I wouldn't eat his cooking personally until Neelix agreed to wear a hairnet that started under his chin and finished half way down his back.

and there was no choice other than starvation. Although those ration cubes and crackers looked worse. So I withdrawal and say unless it came to rations.
 
Being serious for a second, someone on Voyager could live comfortably off their replicator rations. However, if someone else over extends them selves by living too well, or coming across a series of unfortunate events that required dedicated replicator use on some other factor than their diet, it would be then that Neelix was the only choice.

(That's reasonable assumptions based on Tom borrowing rations from Harry for a bottle of wine in some episode he was on a date with B'Elanna in.)

Bald conjecture: Is there a correlation between replicator rations and holodeck time? On one hand there is a lot of replicated matter (according to Riker in Encounter at Farpoint) in a holoenvironment, but near the beginning they said the ship's holomatrix power was incompatible with the rest of Voyager's grid, which was later continuously contradicted and became not a fact. Crew has to eat in the mess, in exchange for more holodeck time?

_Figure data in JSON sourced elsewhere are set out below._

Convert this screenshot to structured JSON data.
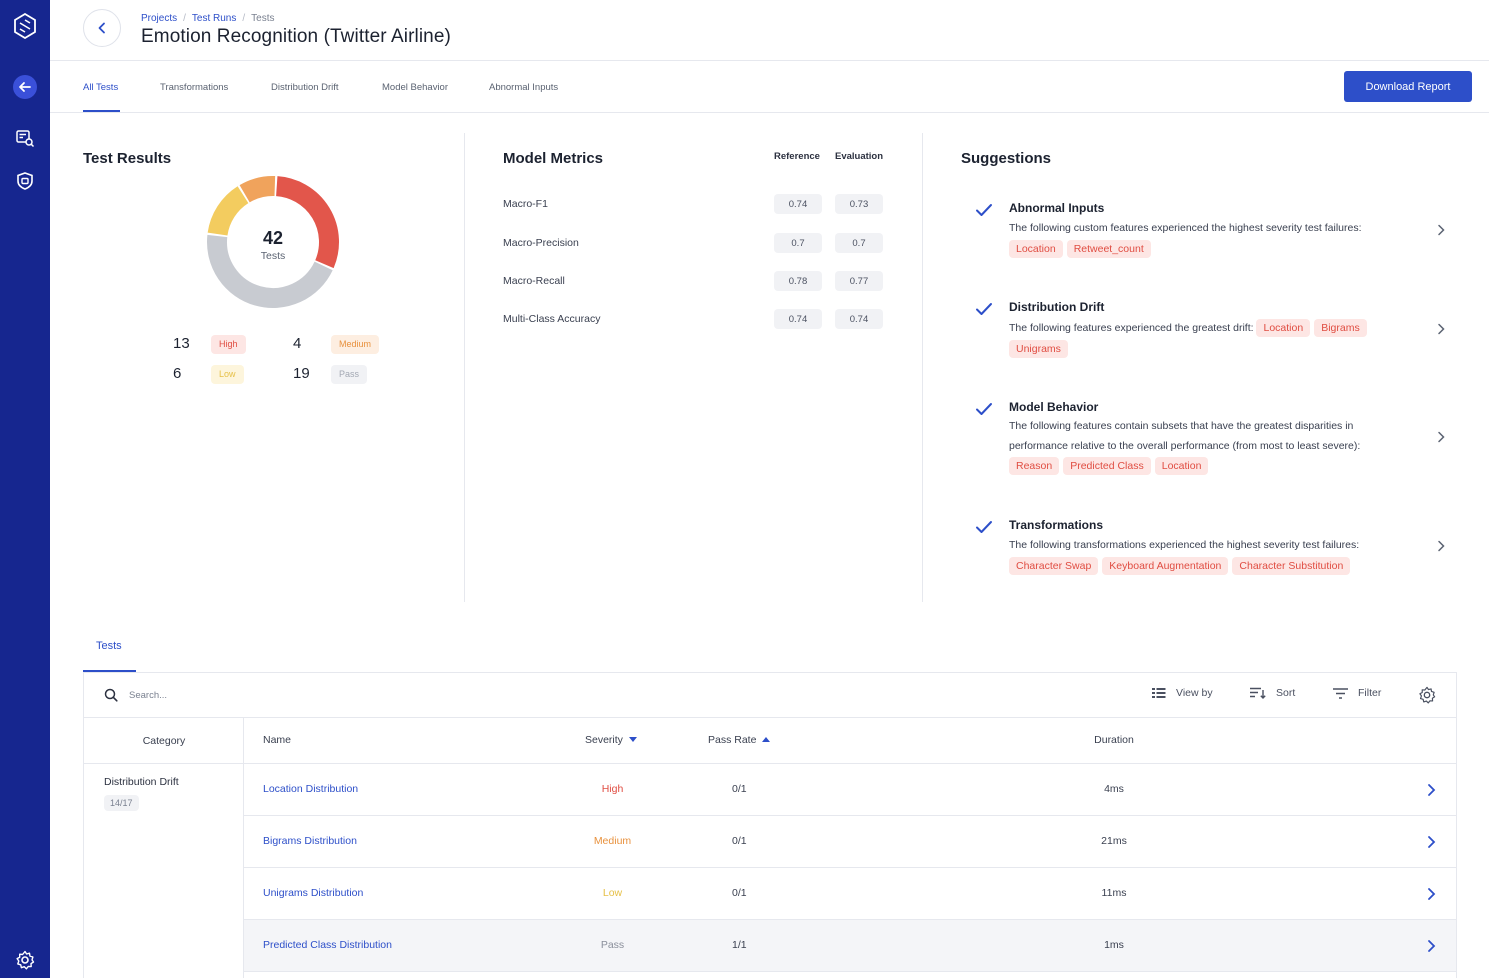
{
  "app": {
    "breadcrumbs": [
      "Projects",
      "Test Runs",
      "Tests"
    ],
    "breadcrumb_sep": "/",
    "title": "Emotion Recognition (Twitter Airline)"
  },
  "tabs": [
    "All Tests",
    "Transformations",
    "Distribution Drift",
    "Model Behavior",
    "Abnormal Inputs"
  ],
  "download_label": "Download Report",
  "test_results": {
    "title": "Test Results",
    "total": "42",
    "total_label": "Tests",
    "high_count": "13",
    "high_label": "High",
    "medium_count": "4",
    "medium_label": "Medium",
    "low_count": "6",
    "low_label": "Low",
    "pass_count": "19",
    "pass_label": "Pass",
    "colors": {
      "high": "#e2564b",
      "medium": "#f0a35c",
      "low": "#f3cc5f",
      "pass": "#c8cbd1"
    }
  },
  "metrics": {
    "title": "Model Metrics",
    "col_reference": "Reference",
    "col_evaluation": "Evaluation",
    "rows": [
      {
        "label": "Macro-F1",
        "reference": "0.74",
        "evaluation": "0.73"
      },
      {
        "label": "Macro-Precision",
        "reference": "0.7",
        "evaluation": "0.7"
      },
      {
        "label": "Macro-Recall",
        "reference": "0.78",
        "evaluation": "0.77"
      },
      {
        "label": "Multi-Class Accuracy",
        "reference": "0.74",
        "evaluation": "0.74"
      }
    ]
  },
  "suggestions": {
    "title": "Suggestions",
    "items": [
      {
        "title": "Abnormal Inputs",
        "text": "The following custom features experienced the highest severity test failures:",
        "tags": [
          "Location",
          "Retweet_count"
        ]
      },
      {
        "title": "Distribution Drift",
        "text": "The following features experienced the greatest drift:",
        "tags": [
          "Location",
          "Bigrams",
          "Unigrams"
        ]
      },
      {
        "title": "Model Behavior",
        "text": "The following features contain subsets that have the greatest disparities in performance relative to the overall performance (from most to least severe):",
        "tags": [
          "Reason",
          "Predicted Class",
          "Location"
        ]
      },
      {
        "title": "Transformations",
        "text": "The following transformations experienced the highest severity test failures:",
        "tags": [
          "Character Swap",
          "Keyboard Augmentation",
          "Character Substitution"
        ]
      }
    ]
  },
  "tests": {
    "tab_label": "Tests",
    "search_placeholder": "Search...",
    "view_by": "View by",
    "sort": "Sort",
    "filter": "Filter",
    "columns": {
      "category": "Category",
      "name": "Name",
      "severity": "Severity",
      "pass_rate": "Pass Rate",
      "duration": "Duration"
    },
    "category": {
      "name": "Distribution Drift",
      "count": "14/17"
    },
    "rows": [
      {
        "name": "Location Distribution",
        "severity": "High",
        "pass_rate": "0/1",
        "duration": "4ms",
        "sev_color": "#e04d42"
      },
      {
        "name": "Bigrams Distribution",
        "severity": "Medium",
        "pass_rate": "0/1",
        "duration": "21ms",
        "sev_color": "#e8913d"
      },
      {
        "name": "Unigrams Distribution",
        "severity": "Low",
        "pass_rate": "0/1",
        "duration": "11ms",
        "sev_color": "#e6c047"
      },
      {
        "name": "Predicted Class Distribution",
        "severity": "Pass",
        "pass_rate": "1/1",
        "duration": "1ms",
        "sev_color": "#8a8f9b"
      }
    ]
  }
}
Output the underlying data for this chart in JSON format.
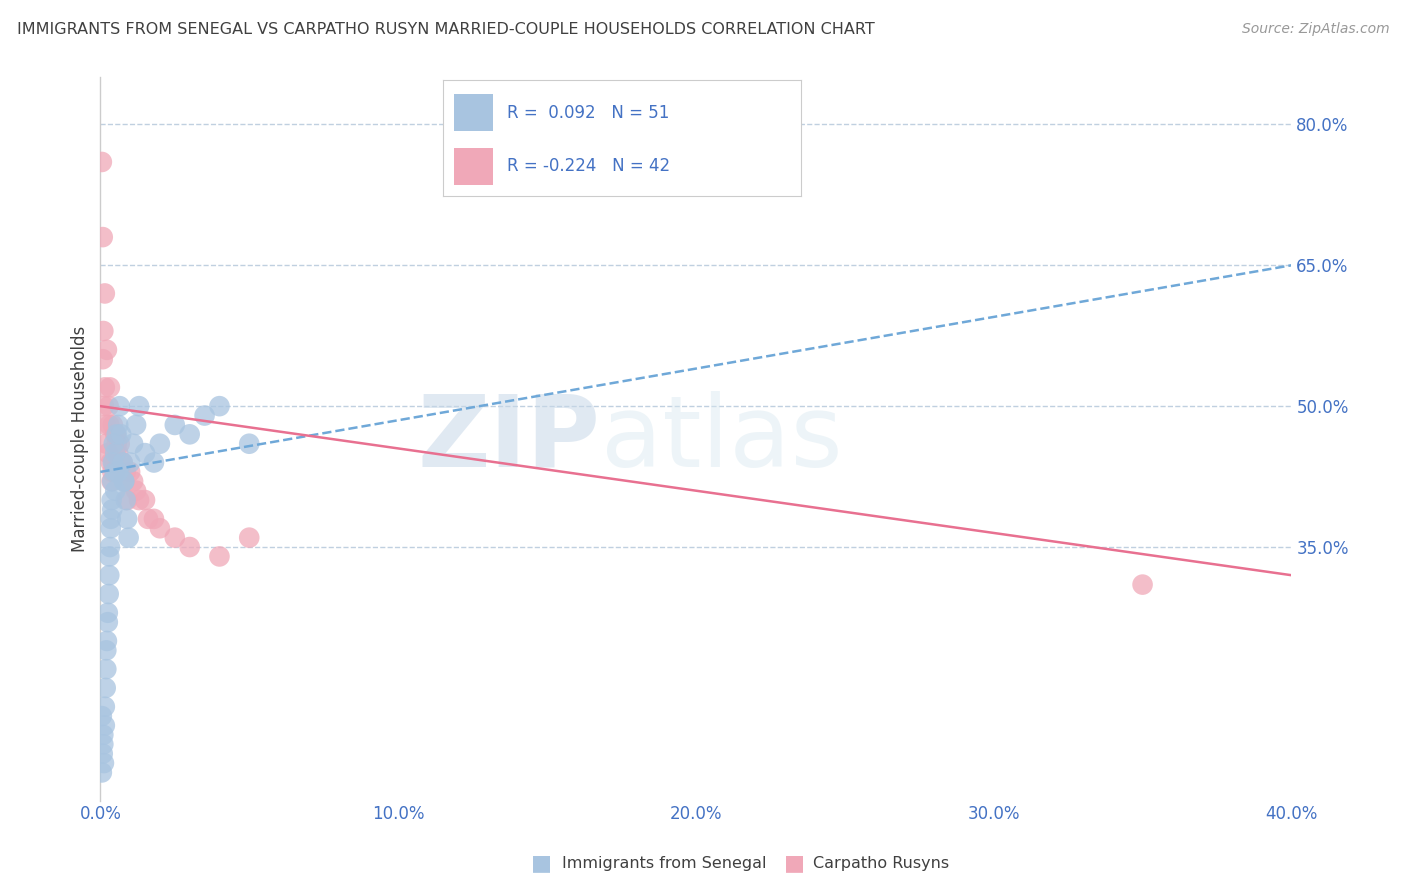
{
  "title": "IMMIGRANTS FROM SENEGAL VS CARPATHO RUSYN MARRIED-COUPLE HOUSEHOLDS CORRELATION CHART",
  "source": "Source: ZipAtlas.com",
  "ylabel": "Married-couple Households",
  "xlim": [
    0.0,
    40.0
  ],
  "ylim": [
    8.0,
    85.0
  ],
  "xticks": [
    0.0,
    10.0,
    20.0,
    30.0,
    40.0
  ],
  "yticks": [
    35.0,
    50.0,
    65.0,
    80.0
  ],
  "legend_r_blue": "0.092",
  "legend_n_blue": "51",
  "legend_r_pink": "-0.224",
  "legend_n_pink": "42",
  "blue_color": "#a8c4e0",
  "pink_color": "#f0a8b8",
  "trend_blue_color": "#6fa8d8",
  "trend_pink_color": "#e87090",
  "watermark_zip": "ZIP",
  "watermark_atlas": "atlas",
  "blue_scatter_x": [
    0.05,
    0.08,
    0.1,
    0.12,
    0.15,
    0.18,
    0.2,
    0.22,
    0.25,
    0.28,
    0.3,
    0.32,
    0.35,
    0.38,
    0.4,
    0.42,
    0.45,
    0.48,
    0.5,
    0.55,
    0.6,
    0.65,
    0.7,
    0.75,
    0.8,
    0.85,
    0.9,
    0.95,
    1.0,
    1.1,
    1.2,
    1.3,
    1.5,
    1.8,
    2.0,
    2.5,
    3.0,
    3.5,
    4.0,
    5.0,
    0.05,
    0.1,
    0.15,
    0.2,
    0.25,
    0.3,
    0.35,
    0.4,
    0.5,
    0.6,
    0.8
  ],
  "blue_scatter_y": [
    11.0,
    13.0,
    15.0,
    12.0,
    18.0,
    20.0,
    22.0,
    25.0,
    28.0,
    30.0,
    32.0,
    35.0,
    38.0,
    40.0,
    42.0,
    44.0,
    46.0,
    43.0,
    45.0,
    47.0,
    48.0,
    50.0,
    47.0,
    44.0,
    42.0,
    40.0,
    38.0,
    36.0,
    44.0,
    46.0,
    48.0,
    50.0,
    45.0,
    44.0,
    46.0,
    48.0,
    47.0,
    49.0,
    50.0,
    46.0,
    17.0,
    14.0,
    16.0,
    24.0,
    27.0,
    34.0,
    37.0,
    39.0,
    41.0,
    43.0,
    42.0
  ],
  "pink_scatter_x": [
    0.05,
    0.08,
    0.1,
    0.12,
    0.15,
    0.18,
    0.2,
    0.25,
    0.28,
    0.3,
    0.35,
    0.38,
    0.4,
    0.45,
    0.5,
    0.55,
    0.6,
    0.7,
    0.8,
    0.9,
    1.0,
    1.1,
    1.2,
    1.5,
    1.8,
    2.0,
    2.5,
    3.0,
    4.0,
    5.0,
    0.08,
    0.15,
    0.22,
    0.32,
    0.42,
    0.52,
    0.65,
    0.75,
    0.85,
    1.3,
    1.6,
    35.0
  ],
  "pink_scatter_y": [
    76.0,
    55.0,
    58.0,
    50.0,
    52.0,
    48.0,
    46.0,
    45.0,
    50.0,
    48.0,
    44.0,
    42.0,
    43.0,
    44.0,
    47.0,
    46.0,
    45.0,
    44.0,
    42.0,
    40.0,
    43.0,
    42.0,
    41.0,
    40.0,
    38.0,
    37.0,
    36.0,
    35.0,
    34.0,
    36.0,
    68.0,
    62.0,
    56.0,
    52.0,
    48.0,
    47.0,
    46.0,
    44.0,
    43.0,
    40.0,
    38.0,
    31.0
  ],
  "blue_trend_x": [
    0.0,
    40.0
  ],
  "blue_trend_y": [
    43.0,
    65.0
  ],
  "pink_trend_x": [
    0.0,
    40.0
  ],
  "pink_trend_y": [
    50.0,
    32.0
  ],
  "background_color": "#ffffff",
  "grid_color": "#c0d0e0",
  "title_color": "#404040",
  "tick_label_color": "#4472c4",
  "right_tick_color": "#4472c4"
}
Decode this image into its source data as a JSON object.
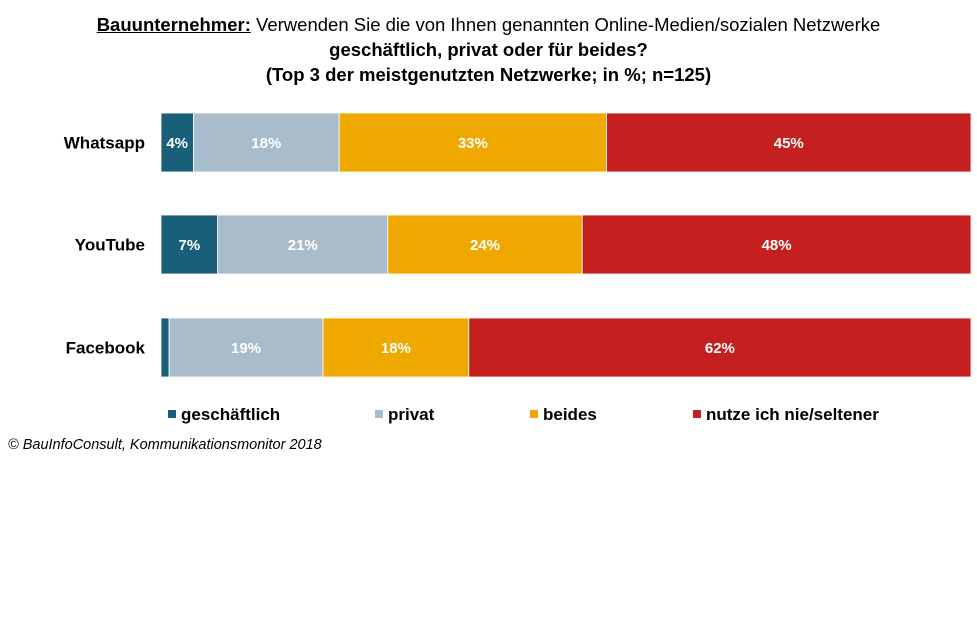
{
  "title": {
    "lead": "Bauunternehmer:",
    "line1_rest": "Verwenden Sie die von Ihnen genannten Online-Medien/sozialen Netzwerke",
    "line2": "geschäftlich, privat oder für beides?",
    "line3": "(Top 3 der meistgenutzten Netzwerke; in %; n=125)"
  },
  "source": "© BauInfoConsult, Kommunikationsmonitor 2018",
  "chart_data": {
    "type": "bar",
    "orientation": "horizontal",
    "stacked": true,
    "categories": [
      "Whatsapp",
      "YouTube",
      "Facebook"
    ],
    "series": [
      {
        "name": "geschäftlich",
        "color": "#1a5f7a",
        "values": [
          4,
          7,
          1
        ],
        "labels": [
          "4%",
          "7%",
          ""
        ]
      },
      {
        "name": "privat",
        "color": "#a9bccb",
        "values": [
          18,
          21,
          19
        ],
        "labels": [
          "18%",
          "21%",
          "19%"
        ]
      },
      {
        "name": "beides",
        "color": "#efa800",
        "values": [
          33,
          24,
          18
        ],
        "labels": [
          "33%",
          "24%",
          "18%"
        ]
      },
      {
        "name": "nutze ich nie/seltener",
        "color": "#c3201f",
        "values": [
          45,
          48,
          62
        ],
        "labels": [
          "45%",
          "48%",
          "62%"
        ]
      }
    ],
    "xlim": [
      0,
      100
    ],
    "legend": "bottom"
  }
}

That people have to eat meals in the Mess to save on Power is ridiculously disproportionate, unless replicating a can of refried beans costs the ship 1.21 gigawatts, but dedicating a cargo bay to crops for months to make a few cans of beans is just as insane.

Is replicator technology so efficient that you can replicate a steak dinner for the same power expense as powering a light bulb for a day, or is the amount of power a star ship generates so astonishingly ludicrous that 1.21 gigawats is spare change that gets misplaced under couch cushions?

1 meal = 1 meal, even if the first meal needs the heart of a firing sun exploding to stick it together atom by atom, that could probably keep your car running until the 31st century, and the other needed only a couple ounces of propane.
 
Kes was a sex maniac and regularly visited numerous crew for some sloppy rumpy-pumpy. She used her delicious stink trifle to juice throbbing love puddings all over the crews face.

Have you ever considered a career in writing oddly specific, themed erotica? ;) Something akin to those kitchen/cooking mysteries middle aged women are so fond of.
 
Hux is not saying anything that we think that Neelix was thinking in Twisted.

Twisted had a disturbing undercurrent to it that did not fit the usual tone to the pleasntvilleness of the series.